Regent of Musi Banyuasin
- In office 29 July 2008 – 24 December 2015
- President: Susilo Bambang Yudhoyono Joko Widodo
- Preceded by: Alex Noerdin
- Succeeded by: Beni Hernedi (acting) Dodi Reza Alex Noerdin

Vice Regent of Musi Banyuasin
- In office 15 Januari 2007 – 18 June 2008
- President: Susilo Bambang Yudhoyono
- Preceded by: Mat Syuroh
- Succeeded by: Islan Hanura

Personal details
- Born: July 3, 1962 Palembang, South Sumatra, Indonesia
- Died: April 23, 2020 (aged 57) Palembang, South Sumatra, Indonesia
- Spouse: Lucianty Pahri
- Children: Iman Falucki; Anggia Fabelita; Facrel Ardafa; Divia Faradiba;

= Pahri Azhari =

Indonesian politician (1962–2020)

Pahri Azhari (3 July 1962 – 23 April 2020) was an Indonesian politician.

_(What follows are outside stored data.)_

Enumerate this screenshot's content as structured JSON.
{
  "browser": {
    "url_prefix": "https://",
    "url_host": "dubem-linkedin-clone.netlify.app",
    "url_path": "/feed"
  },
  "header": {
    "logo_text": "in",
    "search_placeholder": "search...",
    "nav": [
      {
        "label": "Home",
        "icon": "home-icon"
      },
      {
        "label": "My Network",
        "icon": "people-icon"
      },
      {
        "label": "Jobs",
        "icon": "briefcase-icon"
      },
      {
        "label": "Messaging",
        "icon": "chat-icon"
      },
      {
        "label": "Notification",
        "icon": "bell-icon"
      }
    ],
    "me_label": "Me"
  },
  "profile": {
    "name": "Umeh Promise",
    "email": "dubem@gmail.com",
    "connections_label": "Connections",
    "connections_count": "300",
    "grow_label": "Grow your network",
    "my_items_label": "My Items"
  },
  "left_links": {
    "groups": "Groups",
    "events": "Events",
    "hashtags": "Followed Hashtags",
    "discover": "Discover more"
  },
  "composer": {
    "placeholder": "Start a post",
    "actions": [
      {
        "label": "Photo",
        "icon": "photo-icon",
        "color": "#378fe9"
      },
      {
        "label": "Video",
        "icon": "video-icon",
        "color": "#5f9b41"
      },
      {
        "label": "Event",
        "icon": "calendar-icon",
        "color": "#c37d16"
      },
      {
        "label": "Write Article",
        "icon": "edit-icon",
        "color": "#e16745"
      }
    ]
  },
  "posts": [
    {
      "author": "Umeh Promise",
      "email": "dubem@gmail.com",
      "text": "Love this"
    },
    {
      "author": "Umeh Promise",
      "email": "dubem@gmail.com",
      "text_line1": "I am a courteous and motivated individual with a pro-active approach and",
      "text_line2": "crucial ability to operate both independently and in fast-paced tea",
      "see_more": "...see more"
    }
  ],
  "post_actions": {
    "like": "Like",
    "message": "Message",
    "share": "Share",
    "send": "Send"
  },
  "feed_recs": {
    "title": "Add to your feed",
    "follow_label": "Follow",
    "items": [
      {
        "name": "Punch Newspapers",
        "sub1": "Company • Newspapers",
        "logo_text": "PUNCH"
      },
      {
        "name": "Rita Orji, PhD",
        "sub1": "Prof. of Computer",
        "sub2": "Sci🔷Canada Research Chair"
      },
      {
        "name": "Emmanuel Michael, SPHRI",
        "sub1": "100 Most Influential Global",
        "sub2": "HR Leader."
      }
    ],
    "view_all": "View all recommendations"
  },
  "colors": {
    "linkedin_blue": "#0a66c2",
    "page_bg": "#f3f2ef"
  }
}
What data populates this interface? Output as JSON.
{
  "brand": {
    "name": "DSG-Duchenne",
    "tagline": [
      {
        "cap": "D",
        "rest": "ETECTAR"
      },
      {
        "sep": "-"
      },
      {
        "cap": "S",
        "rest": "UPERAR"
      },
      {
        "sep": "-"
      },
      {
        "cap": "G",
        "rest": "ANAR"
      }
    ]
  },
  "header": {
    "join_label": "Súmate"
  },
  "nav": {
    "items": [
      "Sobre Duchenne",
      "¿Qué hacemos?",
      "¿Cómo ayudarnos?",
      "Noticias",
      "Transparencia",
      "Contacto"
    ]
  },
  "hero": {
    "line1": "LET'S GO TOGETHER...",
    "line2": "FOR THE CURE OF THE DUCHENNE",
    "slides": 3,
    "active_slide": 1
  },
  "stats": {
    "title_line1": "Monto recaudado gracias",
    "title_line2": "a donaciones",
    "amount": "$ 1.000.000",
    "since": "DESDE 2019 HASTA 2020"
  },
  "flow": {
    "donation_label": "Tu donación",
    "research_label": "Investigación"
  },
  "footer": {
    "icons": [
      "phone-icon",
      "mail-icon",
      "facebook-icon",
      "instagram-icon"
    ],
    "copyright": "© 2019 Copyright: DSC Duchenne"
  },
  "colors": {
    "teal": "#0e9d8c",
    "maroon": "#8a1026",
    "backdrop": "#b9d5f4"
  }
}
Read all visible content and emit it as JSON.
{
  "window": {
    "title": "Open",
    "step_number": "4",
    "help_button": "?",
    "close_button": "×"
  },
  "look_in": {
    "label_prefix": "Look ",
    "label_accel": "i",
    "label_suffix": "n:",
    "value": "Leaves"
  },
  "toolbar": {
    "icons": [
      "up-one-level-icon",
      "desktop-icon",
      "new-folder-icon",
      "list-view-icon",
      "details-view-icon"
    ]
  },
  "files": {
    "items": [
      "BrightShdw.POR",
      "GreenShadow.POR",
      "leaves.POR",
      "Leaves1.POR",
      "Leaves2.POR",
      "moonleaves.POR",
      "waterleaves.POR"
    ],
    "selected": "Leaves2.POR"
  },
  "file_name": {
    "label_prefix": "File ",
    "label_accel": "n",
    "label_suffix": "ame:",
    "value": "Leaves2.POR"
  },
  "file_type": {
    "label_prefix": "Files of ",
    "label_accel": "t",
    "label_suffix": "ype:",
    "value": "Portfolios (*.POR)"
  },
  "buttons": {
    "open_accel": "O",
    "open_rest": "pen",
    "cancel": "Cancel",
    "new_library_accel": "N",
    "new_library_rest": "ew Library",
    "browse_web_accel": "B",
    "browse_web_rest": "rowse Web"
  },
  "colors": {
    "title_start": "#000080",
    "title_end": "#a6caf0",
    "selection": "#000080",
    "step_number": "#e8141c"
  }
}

He was the Regent of Musi Banyuasin for 2008-2012 and elected again for 2012–2015. Previously, he was a member of the Musi Banyuasin Regency Parliament from the National Mandate Party, and was elected as Vice Regent of Musi Banyuasin for the 2007–2012 term to accompany Alex Noerdin. Because of Alex Noerdin resigned to run as a Candidate for Governor of South Sumatra, Pahri was appointed as Regent on July 29, 2008. He died because of traffic collision on 23 April 2020.